The hospital also has brought together historical enemies, the Utes and the Navajos, who sit on the hospital's board. "This is very unique situation to bring the Utes and Navajos together on a common cause," MacKay says. "They used to fight all the time, and did not trust each other. Now they are friendly."

But what is perhaps its biggest pride is a brand new electronic medical record system, an adaptation of a free "open source" program developed by the U.S. Department of Veterans Affairs . The system was installed and expanded with billing templates and other interfaces to meet Blue Mountain's needs by Medsphere, a Carlsbad-based company, at a cost of about $300,000 to $400,000, says MacKay.

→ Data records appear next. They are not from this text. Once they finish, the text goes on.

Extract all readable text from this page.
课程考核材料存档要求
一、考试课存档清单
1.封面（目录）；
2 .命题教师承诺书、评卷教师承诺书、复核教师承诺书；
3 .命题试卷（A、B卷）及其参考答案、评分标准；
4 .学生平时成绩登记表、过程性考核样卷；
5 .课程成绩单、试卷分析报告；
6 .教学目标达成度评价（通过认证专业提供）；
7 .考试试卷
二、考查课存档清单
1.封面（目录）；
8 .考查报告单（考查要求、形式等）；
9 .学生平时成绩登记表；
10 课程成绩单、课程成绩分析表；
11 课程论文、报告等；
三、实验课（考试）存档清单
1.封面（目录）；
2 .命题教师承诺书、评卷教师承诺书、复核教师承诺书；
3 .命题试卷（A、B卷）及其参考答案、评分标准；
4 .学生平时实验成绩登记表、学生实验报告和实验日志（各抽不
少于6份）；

Even in the first two months as staff are getting used to the new system, Evans says EMR is already saving a lot of time.

"There was one day when we had a high census, and we were kind of short-staffed," she says. "We didn't have time to log on to every computer and every room. Instead, I could enter everything on one computer."

Charting the old way would have taken at least 30 minutes. Instead, she did it in less than 10.

MacKay hopes that some of the cost of the system will be defrayed by federal stimulus funds. But whether the hospital will receive it is still unclear.

The rest of the $18 million project funds come from a combination of financing through the Department of Housing and Urban Development, the U.S. Department of Agriculture, and the Ute Mountain Tribe and Utah Navaho Health System.

The hospital has made it much more convenient for people in Blanding and surrounding areas to get hospital care. Before July 15, residents had to drive 25 miles north on winding, two-lane roads to Monticello's San Juan Hospital, a 50-year old facility. The road is also closed during many parts of winter, prohibiting even emergency access, MacKay says.

Staffing has been an issue, but MacKay has been able to hire adequately trained professionals from area clinics. There are about six or seven physicians on staff.

"Staffing has not been the easiest thing to deal with. But now, I'd say we have enough providers, although we're still looking for a general surgeon and an internist, and another good nurse or two," MacKay says.

MacKay acknowledges that most of San Juan Hospital's patients are now coming to Blue Mountain. "We're getting about one new admission each day," he says. And the average daily census after 78 days is about three patients.